Our project is based around analysis of the Freedom and Prosperity dataset from the Atlantic Council Freedom and Prosperity Center.
In this project, we will bgein by exploring freedom and prosperity scores and their categorical scores. Next, we will investigate and generate multiple types of learning models to generate one with the best prediction accuracy possible. The correlations and statistical learning models will help provide an insight into the most significant variables we should extract and examine from the raw data from World Bank.

Exploratory Analysis - Descriptive Statistics

Dataset Description

The source of our dataset comes from the website: “https://www.atlanticcouncil.org/in-depth-research-reports/report/do-countries-need-freedom-to-achieve-prosperity/”. [1]

This dataset has detailed data on 174 countries of the world, split into 6 geographical regions. The regions, along with their abbreviations, are listed below. We will be using these abbreviations throughout our project reports.

  • America: AME (32 countries)
  • Asia Pacific: AP (28 countries)
  • Europe and Central Asia: ECA (18 countries)
  • Middle Eastern Asia: MENA (18 countries)
  • Sub Saharan Africa: SSA (47 countries)
  • Western Europe: WE/EU (31 countries)

All data points in our dataset were recorded multiple times over a 15 year period - during 2006, 2011, 2016, and 2021. This initial summary will cover the data points from 2021.

The data covers freedom and prosperity, with detailed categories for each to give further insight into specifics of each country’s freedom and prosperity conditions. The freedom data is split into three categories:

  • Economic Freedom (4 additional subcategories)
  • Political Freedom (3 additional subcategories)
  • Legal Freedom (10 additional subcategories)

The prosperity data is split into five categories:

  • Income
  • Environment
  • Minority Rights
  • Health
  • Happiness

Values for the overall categories were calculated by taking the average of all individual subcategory values.

Initial Analysis

We start by analyzing the overall scores for freedom and prosperity. Here is a graph displaying reedom and prosperity scores for each country, colored by region. This coloring will stay consistent throughout the initial descriptive data analysis.

Both freedom and prosperity scores are scaled to values between 0 and 100 inclusive. Here are some basic statistics for both scores (rounded to two decimal places):

Freedom Score

  • Mean: 56.69
  • Standard Deviaton: 19.94
  • Minimum: 11.61
  • Maximum: 92.45

Prosperity Score

  • Mean: 51.24
  • Standard Deviation: 18.77
  • Minimum: 15.96
  • Maximum: 97.13

The following plot shows the distribution of the points:

Freedom Score Analysis

We can analyze the freedom scores for each specific region. We can use a box plot to visually see the freedom scores grouped by region.

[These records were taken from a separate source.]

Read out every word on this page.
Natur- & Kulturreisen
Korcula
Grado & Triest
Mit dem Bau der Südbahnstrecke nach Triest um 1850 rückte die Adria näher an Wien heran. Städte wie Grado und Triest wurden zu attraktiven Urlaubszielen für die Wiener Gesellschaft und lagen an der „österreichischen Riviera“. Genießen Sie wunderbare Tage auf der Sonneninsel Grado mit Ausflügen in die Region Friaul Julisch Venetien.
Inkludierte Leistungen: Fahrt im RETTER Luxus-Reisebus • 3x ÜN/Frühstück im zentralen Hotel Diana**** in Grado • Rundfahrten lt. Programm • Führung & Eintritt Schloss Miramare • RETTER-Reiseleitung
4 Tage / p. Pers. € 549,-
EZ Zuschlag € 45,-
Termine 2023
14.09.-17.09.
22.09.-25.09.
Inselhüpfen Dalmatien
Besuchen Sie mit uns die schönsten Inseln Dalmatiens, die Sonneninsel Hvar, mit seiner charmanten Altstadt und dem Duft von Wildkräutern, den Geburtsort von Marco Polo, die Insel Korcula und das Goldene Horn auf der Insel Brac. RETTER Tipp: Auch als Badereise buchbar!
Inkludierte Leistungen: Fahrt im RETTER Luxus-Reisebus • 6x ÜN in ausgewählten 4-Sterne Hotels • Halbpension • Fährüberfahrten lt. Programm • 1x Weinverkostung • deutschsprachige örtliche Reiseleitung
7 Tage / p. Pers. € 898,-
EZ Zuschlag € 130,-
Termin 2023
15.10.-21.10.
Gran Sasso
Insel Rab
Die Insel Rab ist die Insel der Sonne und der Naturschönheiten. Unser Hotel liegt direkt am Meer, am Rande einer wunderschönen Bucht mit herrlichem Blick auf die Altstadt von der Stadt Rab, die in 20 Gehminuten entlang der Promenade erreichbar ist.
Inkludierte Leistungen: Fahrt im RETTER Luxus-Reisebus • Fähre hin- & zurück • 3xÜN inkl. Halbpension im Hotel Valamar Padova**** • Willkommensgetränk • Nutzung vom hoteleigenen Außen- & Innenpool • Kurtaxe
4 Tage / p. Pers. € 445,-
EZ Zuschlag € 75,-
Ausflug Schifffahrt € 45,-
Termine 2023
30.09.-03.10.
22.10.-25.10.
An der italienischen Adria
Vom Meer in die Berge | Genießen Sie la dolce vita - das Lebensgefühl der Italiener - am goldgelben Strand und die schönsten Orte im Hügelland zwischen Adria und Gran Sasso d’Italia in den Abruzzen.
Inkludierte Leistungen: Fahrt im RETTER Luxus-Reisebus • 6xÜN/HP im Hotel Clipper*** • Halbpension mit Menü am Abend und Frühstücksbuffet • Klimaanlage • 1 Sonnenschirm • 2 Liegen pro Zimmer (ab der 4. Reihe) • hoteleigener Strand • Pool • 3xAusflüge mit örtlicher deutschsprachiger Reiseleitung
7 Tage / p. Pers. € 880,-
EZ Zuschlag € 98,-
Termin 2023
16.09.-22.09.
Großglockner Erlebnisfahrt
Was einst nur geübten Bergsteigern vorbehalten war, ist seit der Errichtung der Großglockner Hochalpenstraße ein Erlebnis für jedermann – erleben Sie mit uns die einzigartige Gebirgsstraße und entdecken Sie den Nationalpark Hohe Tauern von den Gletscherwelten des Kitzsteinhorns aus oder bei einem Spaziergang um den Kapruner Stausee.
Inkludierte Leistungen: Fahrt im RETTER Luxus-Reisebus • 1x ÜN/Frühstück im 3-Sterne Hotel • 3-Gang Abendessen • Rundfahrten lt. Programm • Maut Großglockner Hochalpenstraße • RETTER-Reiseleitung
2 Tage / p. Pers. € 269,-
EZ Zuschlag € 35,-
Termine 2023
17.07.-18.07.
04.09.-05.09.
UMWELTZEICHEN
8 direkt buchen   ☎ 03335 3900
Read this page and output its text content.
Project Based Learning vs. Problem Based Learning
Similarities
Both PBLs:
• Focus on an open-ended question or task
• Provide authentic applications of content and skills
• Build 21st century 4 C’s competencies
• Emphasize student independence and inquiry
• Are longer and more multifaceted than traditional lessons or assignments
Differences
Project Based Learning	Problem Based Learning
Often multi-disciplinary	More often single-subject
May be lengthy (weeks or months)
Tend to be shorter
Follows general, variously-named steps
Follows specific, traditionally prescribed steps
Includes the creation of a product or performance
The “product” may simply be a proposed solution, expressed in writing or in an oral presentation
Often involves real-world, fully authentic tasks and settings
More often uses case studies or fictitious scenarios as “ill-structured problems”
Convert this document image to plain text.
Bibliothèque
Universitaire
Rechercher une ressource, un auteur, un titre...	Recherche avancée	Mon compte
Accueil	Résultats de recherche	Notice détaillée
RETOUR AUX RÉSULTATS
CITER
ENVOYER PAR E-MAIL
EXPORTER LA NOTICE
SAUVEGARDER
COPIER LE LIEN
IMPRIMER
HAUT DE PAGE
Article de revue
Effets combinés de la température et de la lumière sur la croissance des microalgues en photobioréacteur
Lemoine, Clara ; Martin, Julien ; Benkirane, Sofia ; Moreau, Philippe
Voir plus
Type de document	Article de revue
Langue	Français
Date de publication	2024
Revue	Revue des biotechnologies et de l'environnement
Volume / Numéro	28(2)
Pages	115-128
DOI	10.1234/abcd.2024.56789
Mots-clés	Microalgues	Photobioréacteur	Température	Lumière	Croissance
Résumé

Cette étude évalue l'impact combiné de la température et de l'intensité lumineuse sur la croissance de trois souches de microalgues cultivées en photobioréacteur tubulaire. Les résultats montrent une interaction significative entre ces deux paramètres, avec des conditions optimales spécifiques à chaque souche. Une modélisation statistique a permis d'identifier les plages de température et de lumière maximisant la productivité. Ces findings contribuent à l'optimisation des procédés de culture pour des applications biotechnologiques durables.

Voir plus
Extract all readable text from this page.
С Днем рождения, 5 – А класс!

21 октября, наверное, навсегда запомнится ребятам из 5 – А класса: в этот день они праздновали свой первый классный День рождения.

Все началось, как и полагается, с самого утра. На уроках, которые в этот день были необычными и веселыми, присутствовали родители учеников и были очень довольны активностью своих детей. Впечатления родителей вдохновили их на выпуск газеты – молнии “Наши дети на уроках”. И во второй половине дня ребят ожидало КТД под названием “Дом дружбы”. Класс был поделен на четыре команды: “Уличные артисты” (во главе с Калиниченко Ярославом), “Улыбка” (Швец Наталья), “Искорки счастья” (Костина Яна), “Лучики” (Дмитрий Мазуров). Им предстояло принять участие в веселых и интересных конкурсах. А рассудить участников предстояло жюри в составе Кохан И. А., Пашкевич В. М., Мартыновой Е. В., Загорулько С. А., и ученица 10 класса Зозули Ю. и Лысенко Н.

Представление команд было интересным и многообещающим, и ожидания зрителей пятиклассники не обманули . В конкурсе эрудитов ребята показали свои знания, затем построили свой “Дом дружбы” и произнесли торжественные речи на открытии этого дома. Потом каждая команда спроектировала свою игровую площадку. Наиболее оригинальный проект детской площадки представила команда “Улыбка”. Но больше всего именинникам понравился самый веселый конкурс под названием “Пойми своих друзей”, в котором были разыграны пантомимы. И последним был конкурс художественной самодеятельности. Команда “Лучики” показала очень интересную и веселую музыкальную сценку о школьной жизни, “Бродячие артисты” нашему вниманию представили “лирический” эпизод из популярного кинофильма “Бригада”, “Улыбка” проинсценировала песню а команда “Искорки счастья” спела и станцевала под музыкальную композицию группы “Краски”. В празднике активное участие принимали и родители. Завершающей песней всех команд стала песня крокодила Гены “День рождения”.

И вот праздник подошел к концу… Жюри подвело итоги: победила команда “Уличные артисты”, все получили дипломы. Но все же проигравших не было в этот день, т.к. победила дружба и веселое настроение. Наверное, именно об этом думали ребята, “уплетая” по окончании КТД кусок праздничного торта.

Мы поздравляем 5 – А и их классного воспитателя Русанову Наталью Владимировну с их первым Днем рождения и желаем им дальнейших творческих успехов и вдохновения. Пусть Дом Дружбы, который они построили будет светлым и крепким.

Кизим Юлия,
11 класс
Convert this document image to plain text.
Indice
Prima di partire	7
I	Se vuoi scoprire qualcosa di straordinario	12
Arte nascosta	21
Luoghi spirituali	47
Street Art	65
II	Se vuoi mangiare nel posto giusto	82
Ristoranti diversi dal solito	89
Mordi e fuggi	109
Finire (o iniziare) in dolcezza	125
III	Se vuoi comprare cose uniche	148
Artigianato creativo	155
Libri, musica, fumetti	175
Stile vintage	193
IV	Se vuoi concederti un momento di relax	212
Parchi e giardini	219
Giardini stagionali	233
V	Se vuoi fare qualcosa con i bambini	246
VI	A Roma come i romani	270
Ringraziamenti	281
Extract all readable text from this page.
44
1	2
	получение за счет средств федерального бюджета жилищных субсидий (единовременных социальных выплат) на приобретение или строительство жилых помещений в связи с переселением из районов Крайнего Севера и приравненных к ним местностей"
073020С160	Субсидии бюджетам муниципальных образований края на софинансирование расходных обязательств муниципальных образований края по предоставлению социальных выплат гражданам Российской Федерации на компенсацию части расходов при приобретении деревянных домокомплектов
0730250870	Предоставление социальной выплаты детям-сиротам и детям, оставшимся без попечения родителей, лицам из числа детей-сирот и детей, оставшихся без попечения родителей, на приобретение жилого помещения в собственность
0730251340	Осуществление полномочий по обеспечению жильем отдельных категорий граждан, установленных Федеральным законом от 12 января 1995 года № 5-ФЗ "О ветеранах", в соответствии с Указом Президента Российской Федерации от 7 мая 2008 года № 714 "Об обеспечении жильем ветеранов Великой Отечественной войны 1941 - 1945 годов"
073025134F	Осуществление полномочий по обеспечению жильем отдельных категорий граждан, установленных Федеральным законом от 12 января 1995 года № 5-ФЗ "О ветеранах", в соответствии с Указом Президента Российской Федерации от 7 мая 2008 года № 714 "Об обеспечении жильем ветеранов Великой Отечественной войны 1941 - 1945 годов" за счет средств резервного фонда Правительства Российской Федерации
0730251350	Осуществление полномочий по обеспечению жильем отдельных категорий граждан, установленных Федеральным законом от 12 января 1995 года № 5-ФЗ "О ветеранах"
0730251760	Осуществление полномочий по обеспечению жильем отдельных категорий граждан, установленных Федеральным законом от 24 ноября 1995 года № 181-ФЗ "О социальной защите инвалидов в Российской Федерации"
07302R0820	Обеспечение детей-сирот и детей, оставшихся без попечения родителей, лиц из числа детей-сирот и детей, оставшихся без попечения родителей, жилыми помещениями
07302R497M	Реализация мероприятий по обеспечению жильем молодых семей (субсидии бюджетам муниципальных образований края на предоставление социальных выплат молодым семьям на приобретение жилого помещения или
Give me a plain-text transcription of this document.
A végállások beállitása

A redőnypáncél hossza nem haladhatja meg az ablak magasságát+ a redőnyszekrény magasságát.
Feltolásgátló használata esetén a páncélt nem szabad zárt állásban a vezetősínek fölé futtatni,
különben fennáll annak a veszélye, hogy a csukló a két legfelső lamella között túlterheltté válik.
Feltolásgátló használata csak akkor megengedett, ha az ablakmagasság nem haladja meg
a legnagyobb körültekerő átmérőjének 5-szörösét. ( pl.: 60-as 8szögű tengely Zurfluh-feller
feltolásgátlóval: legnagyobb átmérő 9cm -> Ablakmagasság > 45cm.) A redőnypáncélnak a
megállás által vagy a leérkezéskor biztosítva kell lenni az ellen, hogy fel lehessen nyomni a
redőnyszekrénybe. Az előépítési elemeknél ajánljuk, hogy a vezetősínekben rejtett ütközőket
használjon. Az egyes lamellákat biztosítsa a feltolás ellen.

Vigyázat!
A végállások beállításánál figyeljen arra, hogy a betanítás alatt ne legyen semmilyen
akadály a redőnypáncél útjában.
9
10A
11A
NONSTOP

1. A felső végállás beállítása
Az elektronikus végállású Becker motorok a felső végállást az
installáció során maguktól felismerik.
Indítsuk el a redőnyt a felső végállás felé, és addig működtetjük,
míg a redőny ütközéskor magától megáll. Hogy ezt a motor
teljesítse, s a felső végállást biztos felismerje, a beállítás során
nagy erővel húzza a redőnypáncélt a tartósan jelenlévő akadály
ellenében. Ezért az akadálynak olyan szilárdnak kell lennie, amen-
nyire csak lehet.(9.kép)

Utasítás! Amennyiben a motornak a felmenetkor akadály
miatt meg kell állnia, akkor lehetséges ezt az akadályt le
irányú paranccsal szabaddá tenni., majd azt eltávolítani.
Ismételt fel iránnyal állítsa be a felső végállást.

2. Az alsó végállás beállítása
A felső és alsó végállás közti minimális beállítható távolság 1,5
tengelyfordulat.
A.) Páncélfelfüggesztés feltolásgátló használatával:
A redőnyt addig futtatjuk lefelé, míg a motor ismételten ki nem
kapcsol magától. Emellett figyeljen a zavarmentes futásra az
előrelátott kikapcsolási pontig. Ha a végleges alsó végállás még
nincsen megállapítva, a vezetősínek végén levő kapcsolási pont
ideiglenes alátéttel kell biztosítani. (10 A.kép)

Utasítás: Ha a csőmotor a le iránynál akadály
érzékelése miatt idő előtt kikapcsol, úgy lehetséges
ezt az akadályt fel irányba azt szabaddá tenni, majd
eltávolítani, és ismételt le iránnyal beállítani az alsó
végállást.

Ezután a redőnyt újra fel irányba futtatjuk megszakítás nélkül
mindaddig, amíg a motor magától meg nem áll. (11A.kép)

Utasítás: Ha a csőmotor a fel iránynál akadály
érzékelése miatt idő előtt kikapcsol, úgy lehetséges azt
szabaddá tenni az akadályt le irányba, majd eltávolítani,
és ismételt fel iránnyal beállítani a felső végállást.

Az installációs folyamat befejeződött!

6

Our dataset has an additional categorical variable for freedom scores. The categorical variable is assigned as follows:

  • Unfree (UF): freedom score from 0 to 25 (11 countries)
  • Mostly Unfree (MUF): freedom score from 25 to 50 (55 countries)
  • Mostly Free (MF): freedom score from 50 to 75 (67 countries)
  • Free (F): freedom score from 75 to 100 (41 countries)

We can use this categorical variable to generate an additional visualization for country freedom. These bar plots are shown below.

From these two plots, we can see that the average freedom score is much higher for Western European countries compared to every other region. There are also 28 Western European countries that are Free out of a total of 41 Free countries.

Prosperity Score Analysis

Similarly to what we have just done for the freedom scores, we can analyze the prosperity scores by region. We can use a box plot to visually see the prosperity scores grouped by region.

Similarly to the freedom scores, our dataset has an additional categorical variable for prosperity scores. The categorical variable is assigned as follows:

  • Unprosperous (UP): prosperity score from 0 to 25 (5 countries)
  • Mostly Unprosperous (MUP): prosperity score from 25 to 50 (87 countries)
  • Mostly Prosperous (MP): prosperity score from 50 to 75 (57 countries)
  • Prosperous (P): prosperity score from 75 to 100 (25 countries)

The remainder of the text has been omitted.